Asked by Webster just how big the problem is, both panelists summed up incoming payments fraud simply: It’s a huge problem.
And it’s a silent one.
The FBI stats show that losses tied to business email compromise scams run into the tens of billions of dollars.
And the true scope of incoming payments fraud might be unknowable. The millions of dollars lost can permanently alter a company’s fortunes and operations.
“It’s much less visible than other fraud cases,” Barzam remarked. “The fraudsters will want to keep this as quiet as possible, so that they have as much time as possible to steal as much money as possible.” There are cases of incoming payments fraud that have lasted for years, he said.
In a bit of good news, there’s evidence that chief financial officers and fraud teams are rising to the challenge. PYMNTS data show that 85% of CFOs are shoring up their digital and tech defenses tied to incoming payments and accounts receivable processes.
Bonacci offered a deep dive into how his multinational firm, with more than $2 billion in global sales, has been tackling the issue.
“We’re continuously investing in different platforms in the cybersecurity and fraud space,” said Bonacci, “so that we can always improve the offensive and defensive tools in our toolbox. Incoming payments are certainly on our radar.” And, as he added, “our customers’ outgoing threat is our incoming threat.” In detailing some of his firm’s anti-fraud efforts, he said that Ansys no longer included banking details on invoices that are sent to customers.
Instead, the company instructs its customers to validate banking information through one of nsKnox’s tools and through banking certificates.
“We’ve spent a lot of time with our vendors,” he said of the collaborative efforts, “trying to get them to work with us on procedures — and to help improve control environments.”
There’s the need to conduct internal training and education to ensure that employees know what to look for, Bonacci said, and how to vet and onboard new vendors across several levels of verbal and platform-based digital verification.
“We make sure that we are contacting them from independent data that we already have in our files, and we’re not just responding to an email and we authenticate them by identifying at least two personal pieces of information,” said Bonacci. He added that in the back office, there’s also a “strict segregation of duties” so that entering data in the enterprise resource planning (ERP) system is independent of payables and receivable functions.

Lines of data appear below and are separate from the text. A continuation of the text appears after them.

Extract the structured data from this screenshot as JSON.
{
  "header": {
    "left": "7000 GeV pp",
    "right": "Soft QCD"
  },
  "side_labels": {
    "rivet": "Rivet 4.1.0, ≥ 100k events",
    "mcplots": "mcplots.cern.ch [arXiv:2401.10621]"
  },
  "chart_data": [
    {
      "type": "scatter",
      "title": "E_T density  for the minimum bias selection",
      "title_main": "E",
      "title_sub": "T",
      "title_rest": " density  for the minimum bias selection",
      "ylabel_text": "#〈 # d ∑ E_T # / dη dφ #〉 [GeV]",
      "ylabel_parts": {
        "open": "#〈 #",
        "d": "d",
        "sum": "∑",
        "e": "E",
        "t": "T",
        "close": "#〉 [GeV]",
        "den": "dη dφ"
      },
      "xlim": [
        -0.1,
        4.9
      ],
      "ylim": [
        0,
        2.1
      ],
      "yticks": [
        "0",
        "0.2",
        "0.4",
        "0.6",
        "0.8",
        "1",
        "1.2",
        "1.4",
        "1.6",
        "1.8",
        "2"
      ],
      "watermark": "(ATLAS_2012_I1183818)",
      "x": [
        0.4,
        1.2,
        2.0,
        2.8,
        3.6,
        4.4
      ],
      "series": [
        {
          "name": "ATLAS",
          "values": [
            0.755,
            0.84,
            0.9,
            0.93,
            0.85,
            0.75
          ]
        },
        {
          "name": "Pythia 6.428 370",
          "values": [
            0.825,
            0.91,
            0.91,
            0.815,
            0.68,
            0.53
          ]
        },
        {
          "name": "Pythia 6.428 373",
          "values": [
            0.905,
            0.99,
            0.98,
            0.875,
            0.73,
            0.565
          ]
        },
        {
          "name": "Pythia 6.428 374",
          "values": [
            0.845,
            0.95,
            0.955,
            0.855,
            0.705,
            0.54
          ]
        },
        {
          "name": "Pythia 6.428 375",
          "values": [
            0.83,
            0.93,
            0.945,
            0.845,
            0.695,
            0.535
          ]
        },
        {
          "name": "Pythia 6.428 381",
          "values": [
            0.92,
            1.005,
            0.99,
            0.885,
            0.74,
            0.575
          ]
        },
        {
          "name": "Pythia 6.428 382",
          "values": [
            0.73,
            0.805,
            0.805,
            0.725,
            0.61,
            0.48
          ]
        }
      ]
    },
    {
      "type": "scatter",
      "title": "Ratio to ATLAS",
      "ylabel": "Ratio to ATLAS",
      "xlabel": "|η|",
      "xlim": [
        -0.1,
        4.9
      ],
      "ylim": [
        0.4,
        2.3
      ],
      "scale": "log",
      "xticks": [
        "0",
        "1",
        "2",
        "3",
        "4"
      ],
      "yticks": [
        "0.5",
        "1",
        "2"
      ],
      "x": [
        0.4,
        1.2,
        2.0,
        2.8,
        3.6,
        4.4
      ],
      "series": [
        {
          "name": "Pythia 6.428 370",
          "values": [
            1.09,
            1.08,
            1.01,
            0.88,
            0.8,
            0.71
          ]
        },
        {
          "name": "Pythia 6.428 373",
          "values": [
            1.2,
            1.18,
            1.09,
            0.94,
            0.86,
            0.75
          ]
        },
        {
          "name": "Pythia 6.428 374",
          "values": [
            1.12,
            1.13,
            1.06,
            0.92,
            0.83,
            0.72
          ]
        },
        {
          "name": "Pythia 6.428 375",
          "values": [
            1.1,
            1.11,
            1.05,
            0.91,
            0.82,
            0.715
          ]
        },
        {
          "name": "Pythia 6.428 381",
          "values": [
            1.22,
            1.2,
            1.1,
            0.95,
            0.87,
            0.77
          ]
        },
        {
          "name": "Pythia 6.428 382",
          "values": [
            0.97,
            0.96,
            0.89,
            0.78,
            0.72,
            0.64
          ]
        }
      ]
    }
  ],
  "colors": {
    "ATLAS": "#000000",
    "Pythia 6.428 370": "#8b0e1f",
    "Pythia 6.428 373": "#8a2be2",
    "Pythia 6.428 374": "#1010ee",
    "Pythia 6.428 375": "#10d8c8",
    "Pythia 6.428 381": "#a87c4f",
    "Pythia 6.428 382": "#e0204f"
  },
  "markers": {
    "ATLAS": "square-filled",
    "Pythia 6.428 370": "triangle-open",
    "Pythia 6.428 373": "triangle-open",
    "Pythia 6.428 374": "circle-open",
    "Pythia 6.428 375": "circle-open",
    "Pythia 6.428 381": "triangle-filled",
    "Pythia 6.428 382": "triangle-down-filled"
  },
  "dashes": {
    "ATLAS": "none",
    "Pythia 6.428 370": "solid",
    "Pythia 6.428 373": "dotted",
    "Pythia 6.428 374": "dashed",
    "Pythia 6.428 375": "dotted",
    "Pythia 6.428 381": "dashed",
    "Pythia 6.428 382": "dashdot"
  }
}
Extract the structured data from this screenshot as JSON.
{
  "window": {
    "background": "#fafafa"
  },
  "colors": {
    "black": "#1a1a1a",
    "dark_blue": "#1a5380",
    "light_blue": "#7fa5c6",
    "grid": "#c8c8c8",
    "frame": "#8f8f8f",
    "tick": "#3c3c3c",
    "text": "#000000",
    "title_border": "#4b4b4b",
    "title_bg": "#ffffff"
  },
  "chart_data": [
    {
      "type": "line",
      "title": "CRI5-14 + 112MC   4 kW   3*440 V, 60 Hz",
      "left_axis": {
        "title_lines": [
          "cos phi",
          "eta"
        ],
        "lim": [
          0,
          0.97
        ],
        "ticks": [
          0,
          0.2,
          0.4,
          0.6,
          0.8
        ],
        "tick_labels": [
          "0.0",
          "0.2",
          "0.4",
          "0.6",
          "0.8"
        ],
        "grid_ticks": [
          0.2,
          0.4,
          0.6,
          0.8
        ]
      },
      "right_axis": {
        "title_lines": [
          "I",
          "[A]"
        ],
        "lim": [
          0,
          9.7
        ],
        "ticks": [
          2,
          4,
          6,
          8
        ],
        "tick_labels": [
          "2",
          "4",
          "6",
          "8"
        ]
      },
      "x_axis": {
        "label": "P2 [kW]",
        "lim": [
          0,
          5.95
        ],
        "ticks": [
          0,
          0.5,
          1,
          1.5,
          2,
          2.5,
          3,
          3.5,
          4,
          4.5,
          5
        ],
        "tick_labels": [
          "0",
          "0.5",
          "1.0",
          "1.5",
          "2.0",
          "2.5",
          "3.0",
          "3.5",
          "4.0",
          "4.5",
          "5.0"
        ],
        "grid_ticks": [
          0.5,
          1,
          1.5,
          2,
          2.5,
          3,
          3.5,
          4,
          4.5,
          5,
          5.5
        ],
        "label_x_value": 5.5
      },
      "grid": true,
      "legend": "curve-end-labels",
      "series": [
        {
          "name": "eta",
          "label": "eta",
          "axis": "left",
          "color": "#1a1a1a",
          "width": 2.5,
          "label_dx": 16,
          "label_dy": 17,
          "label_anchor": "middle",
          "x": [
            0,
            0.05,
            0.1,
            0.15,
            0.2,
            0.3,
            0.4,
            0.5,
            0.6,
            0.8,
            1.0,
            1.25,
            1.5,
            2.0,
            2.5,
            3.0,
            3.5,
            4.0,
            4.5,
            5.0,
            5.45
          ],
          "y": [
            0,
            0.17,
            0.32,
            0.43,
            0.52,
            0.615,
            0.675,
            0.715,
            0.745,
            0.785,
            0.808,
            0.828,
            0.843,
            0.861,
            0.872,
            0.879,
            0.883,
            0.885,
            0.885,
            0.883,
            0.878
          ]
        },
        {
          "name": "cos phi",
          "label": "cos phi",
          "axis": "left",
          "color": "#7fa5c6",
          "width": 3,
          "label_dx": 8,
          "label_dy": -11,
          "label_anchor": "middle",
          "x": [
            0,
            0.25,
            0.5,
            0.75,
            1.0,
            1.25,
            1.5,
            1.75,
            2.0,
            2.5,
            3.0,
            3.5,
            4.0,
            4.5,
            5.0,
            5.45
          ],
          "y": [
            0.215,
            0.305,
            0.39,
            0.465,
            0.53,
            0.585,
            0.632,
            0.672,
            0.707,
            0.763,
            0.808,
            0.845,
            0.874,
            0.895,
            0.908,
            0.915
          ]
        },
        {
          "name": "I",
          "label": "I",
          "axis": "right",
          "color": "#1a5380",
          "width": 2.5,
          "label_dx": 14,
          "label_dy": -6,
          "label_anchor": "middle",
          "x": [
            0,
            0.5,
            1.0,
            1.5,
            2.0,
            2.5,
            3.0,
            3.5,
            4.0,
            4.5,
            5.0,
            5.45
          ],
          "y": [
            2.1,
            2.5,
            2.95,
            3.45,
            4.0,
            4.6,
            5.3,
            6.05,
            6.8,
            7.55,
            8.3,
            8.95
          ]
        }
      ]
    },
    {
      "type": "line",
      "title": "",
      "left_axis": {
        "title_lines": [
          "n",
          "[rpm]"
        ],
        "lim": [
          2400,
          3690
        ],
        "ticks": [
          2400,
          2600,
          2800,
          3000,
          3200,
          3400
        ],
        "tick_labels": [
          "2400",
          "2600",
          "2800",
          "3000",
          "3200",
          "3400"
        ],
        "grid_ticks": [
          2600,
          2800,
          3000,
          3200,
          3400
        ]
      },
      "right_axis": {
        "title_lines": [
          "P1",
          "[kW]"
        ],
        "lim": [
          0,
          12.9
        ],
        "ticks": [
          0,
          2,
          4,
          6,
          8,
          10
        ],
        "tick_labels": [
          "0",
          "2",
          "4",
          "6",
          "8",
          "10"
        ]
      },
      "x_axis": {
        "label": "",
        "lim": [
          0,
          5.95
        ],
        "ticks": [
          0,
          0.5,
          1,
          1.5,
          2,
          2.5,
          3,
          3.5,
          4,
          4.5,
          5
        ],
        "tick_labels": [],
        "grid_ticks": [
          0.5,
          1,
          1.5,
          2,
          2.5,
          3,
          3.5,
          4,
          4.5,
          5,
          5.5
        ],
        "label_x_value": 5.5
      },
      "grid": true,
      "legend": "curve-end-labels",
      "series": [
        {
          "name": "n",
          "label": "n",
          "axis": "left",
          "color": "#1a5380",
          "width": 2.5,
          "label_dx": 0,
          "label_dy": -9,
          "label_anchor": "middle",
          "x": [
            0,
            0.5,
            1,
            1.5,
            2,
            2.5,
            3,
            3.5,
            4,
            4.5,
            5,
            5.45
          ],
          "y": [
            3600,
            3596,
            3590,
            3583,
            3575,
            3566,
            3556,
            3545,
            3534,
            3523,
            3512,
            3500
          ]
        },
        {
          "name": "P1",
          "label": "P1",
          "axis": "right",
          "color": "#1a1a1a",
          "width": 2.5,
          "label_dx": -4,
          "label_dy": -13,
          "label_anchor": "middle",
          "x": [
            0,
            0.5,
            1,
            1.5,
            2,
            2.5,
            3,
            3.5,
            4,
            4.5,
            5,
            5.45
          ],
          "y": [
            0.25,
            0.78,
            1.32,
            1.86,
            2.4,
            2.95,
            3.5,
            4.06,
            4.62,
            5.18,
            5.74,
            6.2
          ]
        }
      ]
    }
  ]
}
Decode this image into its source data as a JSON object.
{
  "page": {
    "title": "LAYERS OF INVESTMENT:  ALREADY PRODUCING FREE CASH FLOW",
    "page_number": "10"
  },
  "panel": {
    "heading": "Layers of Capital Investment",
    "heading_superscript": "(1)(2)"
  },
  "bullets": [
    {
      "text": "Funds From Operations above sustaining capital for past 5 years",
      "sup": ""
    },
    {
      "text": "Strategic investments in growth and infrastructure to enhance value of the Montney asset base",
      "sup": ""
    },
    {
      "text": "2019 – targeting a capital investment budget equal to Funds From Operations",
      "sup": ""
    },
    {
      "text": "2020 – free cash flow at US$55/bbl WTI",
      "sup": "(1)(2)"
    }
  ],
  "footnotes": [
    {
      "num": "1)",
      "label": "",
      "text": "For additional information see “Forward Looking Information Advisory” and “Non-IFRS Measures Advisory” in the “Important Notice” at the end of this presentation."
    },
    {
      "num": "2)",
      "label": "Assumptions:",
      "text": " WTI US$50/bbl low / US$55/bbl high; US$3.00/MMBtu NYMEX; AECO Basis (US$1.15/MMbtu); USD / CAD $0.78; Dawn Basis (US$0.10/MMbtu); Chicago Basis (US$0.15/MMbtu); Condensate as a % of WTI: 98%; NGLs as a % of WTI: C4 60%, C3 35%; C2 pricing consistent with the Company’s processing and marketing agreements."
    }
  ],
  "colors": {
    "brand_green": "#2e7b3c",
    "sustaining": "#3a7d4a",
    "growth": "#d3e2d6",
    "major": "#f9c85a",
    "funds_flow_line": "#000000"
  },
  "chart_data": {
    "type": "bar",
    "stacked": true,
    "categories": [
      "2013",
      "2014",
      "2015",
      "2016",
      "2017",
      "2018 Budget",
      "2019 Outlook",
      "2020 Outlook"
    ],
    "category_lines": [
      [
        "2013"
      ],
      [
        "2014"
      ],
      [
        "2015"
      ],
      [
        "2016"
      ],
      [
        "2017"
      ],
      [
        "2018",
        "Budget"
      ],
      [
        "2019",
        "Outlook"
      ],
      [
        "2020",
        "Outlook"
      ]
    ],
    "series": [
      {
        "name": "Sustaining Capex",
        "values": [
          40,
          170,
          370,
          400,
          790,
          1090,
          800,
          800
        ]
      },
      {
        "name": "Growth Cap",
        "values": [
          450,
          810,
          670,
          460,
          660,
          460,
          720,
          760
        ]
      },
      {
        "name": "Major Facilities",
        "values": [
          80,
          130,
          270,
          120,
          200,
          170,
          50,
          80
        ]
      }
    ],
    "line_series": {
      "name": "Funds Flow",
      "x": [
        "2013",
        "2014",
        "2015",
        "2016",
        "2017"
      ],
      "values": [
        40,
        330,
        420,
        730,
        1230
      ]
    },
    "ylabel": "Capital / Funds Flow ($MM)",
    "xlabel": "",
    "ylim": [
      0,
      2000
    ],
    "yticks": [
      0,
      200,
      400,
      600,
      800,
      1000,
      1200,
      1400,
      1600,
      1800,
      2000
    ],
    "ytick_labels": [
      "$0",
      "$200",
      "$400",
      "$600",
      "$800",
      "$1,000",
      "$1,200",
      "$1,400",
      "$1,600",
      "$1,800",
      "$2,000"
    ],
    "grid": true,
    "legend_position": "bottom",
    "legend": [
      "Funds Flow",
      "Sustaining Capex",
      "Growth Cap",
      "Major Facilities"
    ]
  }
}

Barzam told Webster that the level of attention Ansys pays to incoming payments risk is not as widespread as it should be among other enterprises, especially those that want to expand geographically across the globe. In addition to providers including nsKnox, Barzam said that banks could play a role in helping client firms validate accounts and make sure, for example, the account in China or Germany is the right account. The panelists told Webster that advanced tools could help enterprises monitor whenever data related to customers and bank accounts are changed.
The battle to safeguard AR, they noted, will be an eternal one, involving everyone from the back office all the way up to the CEO – and will foster improved collaboration between enterprises and their counterparties.
“It’s a people issue, a process issue and a systems issue,” said Barzam.
And as Bonacci said: The first step in battling incoming payments fraud “is to realize that it’s not just some abstract threat. It can happen to any company.”